Peptide amphiphiles can form versatile macromolecular constructs that have tremendous potential for immunotherapeutic applications. In specific, peptide amphiphiles undergo self-assembly into micelles of a variety of shapes which allow for the multivalent presentation of peptides, the formation of peptide secondary structures often only seen with full proteins, and the co-deliver non-specific immune boosting substances termed adjuvants. These beneficial attributes combined with the nanoscale dimensions of micelles make it possible for these peptide delivery vehicles to efficiently enter the lymphatic system, be passively targeted to lymphocytes in the regional draining lymph nodes, and induce a strong immune response specific to the peptide displayed in the peptide amphiphile.

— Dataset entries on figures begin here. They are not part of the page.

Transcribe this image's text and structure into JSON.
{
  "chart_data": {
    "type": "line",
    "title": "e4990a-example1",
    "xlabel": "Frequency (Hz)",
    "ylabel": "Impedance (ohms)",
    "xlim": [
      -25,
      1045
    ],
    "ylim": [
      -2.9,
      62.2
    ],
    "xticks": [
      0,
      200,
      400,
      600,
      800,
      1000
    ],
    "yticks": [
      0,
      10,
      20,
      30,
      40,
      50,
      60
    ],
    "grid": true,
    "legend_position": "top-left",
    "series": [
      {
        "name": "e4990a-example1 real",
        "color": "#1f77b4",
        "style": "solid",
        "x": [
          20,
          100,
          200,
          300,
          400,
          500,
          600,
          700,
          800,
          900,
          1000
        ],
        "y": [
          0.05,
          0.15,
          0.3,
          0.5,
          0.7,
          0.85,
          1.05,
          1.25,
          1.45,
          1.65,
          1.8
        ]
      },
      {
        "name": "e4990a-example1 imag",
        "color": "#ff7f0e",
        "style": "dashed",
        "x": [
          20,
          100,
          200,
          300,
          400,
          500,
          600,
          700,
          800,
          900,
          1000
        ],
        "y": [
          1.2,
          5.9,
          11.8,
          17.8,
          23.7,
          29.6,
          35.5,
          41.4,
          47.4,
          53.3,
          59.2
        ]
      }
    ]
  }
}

Several projects are ongoing that aim to assess the feasibility of using peptide amphiphile micelles for immunological applications. The capacity to create prophylactic vaccines has been extensively studied with peptide amphiphile micelles being shown capable of generating cytotoxic T cell response to model tumor antigens that can delay solid tumor growth and producing antibody responses against streptococcal bacteria in vivo. Our laboratory is currently collaborating with Prof. Maciej Lesniak at the University of Chicago and Prof. Michael Federle at the University of Illinois at Chicago to further study the cancer and streptococcal vaccines, respectively. A new project with Prof. Joel Collier and Prof. Robert Daum at the University of Chicago has recently been initiated to utilize our peptide amphiphile micelle technology as a staphylococcal vaccine delivery system. In addition to investigating the prophylactic vaccine applications of peptide amphiphile micelles, a variety of therapeutic immunological applications of these materials are also being explored. One particularly exciting new collaborative project with Prof. James LaBelle is studying the potential to utilize peptide amphiphile micelles to transiently kill regulatory T cells which can enhance the effectiveness of the anti-cancer host immune response as well as traditional chemotherapy regimens.